Aleksandr Nikitin’s chief defender Yury Schmidt put it this way: ‘Putin knows perfectly well about the Nikitin case. We have got no signs about him interfering in tomorrow’s decision. The Nikitin case is a test for democracy in Russia. If the Supreme Court changes the verdict of the St. Petersburg City Court, it means that the authorities have interfered,’ Schmidt says. Putin is a former FSB chief, and many of his former KGB colleges are now holding key positions in Moscow.


The FSB hopes the Supreme Court will accept the appeal. The chief investigator in the Nikitin case, Aleksandr Kolb is the only FSB official who has commented on the appeal in the media. In an interview with the St. Petersburg local TV he expressed his hope the Supreme Court will correct the mistakes of the City Court.


Frederic Hauge, President of the Bellona Foundation, said at the press conference that he hopes for the best, but fears the worst. Supported by legal advisor Jon Gauslaa, both Bellona representatives said the only option for tomorrow is a final end to the Nikitin case. This is because the City Court’s verdict is based on the Constitution and if the Supreme Court overrules this decision, Russia is no longer a country ruled by law. Frederic Hauge also underlined that the harassment of environmentalists in Russia may not be over because of a positive outcome of the Nikitin case. ‘Since the acquittal of Nikitin last December, many other green groups in Russia have faced the trouble makers from the FSB,’ Hauge said.


Several Human Rights organisations are also observing how the Supreme Court will handle the Nikitin case. ‘We appeal to the Supreme Court to confirm the verdict of St. Petersburg, and thereby showing Russian citizens, as well as the whole world following this case, that Russia is becoming a country living up to its international commitments, and becoming a country ruled by law,’ says Ragnhild Astrup Tschudi of the Norwegian Helsinki Committee for Human Rights.

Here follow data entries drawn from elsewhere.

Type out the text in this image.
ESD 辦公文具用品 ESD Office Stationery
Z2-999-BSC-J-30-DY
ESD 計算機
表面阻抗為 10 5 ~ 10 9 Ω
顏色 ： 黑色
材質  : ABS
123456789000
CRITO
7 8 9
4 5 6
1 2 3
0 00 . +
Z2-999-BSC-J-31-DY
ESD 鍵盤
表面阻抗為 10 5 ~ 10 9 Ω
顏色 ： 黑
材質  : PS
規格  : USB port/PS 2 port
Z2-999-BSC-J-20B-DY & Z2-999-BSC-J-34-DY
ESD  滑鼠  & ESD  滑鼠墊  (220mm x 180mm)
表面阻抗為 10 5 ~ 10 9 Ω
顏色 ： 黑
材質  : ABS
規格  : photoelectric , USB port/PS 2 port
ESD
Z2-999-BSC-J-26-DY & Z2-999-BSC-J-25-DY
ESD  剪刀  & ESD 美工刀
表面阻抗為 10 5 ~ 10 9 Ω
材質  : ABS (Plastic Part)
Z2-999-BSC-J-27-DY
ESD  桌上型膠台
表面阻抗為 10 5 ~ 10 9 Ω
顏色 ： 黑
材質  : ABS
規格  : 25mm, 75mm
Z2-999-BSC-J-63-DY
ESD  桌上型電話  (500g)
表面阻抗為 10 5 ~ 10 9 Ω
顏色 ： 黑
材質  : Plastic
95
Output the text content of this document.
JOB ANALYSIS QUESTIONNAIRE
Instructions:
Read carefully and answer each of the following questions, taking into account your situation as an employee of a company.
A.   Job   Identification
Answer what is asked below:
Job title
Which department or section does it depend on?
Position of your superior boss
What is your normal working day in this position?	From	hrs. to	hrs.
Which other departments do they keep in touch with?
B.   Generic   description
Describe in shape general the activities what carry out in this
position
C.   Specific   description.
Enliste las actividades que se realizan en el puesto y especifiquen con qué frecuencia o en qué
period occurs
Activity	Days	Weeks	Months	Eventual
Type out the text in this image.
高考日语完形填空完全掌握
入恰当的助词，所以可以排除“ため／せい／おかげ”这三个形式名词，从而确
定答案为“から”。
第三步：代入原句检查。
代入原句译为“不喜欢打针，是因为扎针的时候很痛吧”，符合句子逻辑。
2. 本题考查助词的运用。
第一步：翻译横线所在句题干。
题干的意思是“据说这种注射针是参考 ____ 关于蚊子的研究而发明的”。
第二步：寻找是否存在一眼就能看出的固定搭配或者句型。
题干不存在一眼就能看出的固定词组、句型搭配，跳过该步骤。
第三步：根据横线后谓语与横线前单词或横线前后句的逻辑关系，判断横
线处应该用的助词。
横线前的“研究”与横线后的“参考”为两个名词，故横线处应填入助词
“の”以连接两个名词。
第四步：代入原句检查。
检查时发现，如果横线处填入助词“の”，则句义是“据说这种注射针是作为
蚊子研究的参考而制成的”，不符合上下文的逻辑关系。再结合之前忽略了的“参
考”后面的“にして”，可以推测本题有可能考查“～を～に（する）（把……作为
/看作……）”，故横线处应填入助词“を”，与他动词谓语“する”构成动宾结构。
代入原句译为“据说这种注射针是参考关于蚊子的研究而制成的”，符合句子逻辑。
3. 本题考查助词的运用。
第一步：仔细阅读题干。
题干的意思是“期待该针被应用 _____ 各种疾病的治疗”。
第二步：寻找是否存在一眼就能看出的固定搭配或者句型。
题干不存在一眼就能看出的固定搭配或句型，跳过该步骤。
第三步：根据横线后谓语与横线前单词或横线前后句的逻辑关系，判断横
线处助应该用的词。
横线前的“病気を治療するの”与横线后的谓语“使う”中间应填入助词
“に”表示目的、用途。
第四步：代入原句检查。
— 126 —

The Supreme Court hearing is starting at 10 o’clock Moscow Time, in court room no. 5, at Ilinka street no. 7, just a few metres from the Red Square. It is not known yet if the court will go behind closed doors, or if the public will be let in. But, according to the law, the doors must be open when the Supreme Court judge reads the decision. The names of the judges are not know, nor is it clear who will represent the Procurator’s office. It can be the St. Petersburg Procurator Aleksandr Gutsan, who had the case since the very beginning in 1996, or a representative from the General Procurator’s Office in Moscow.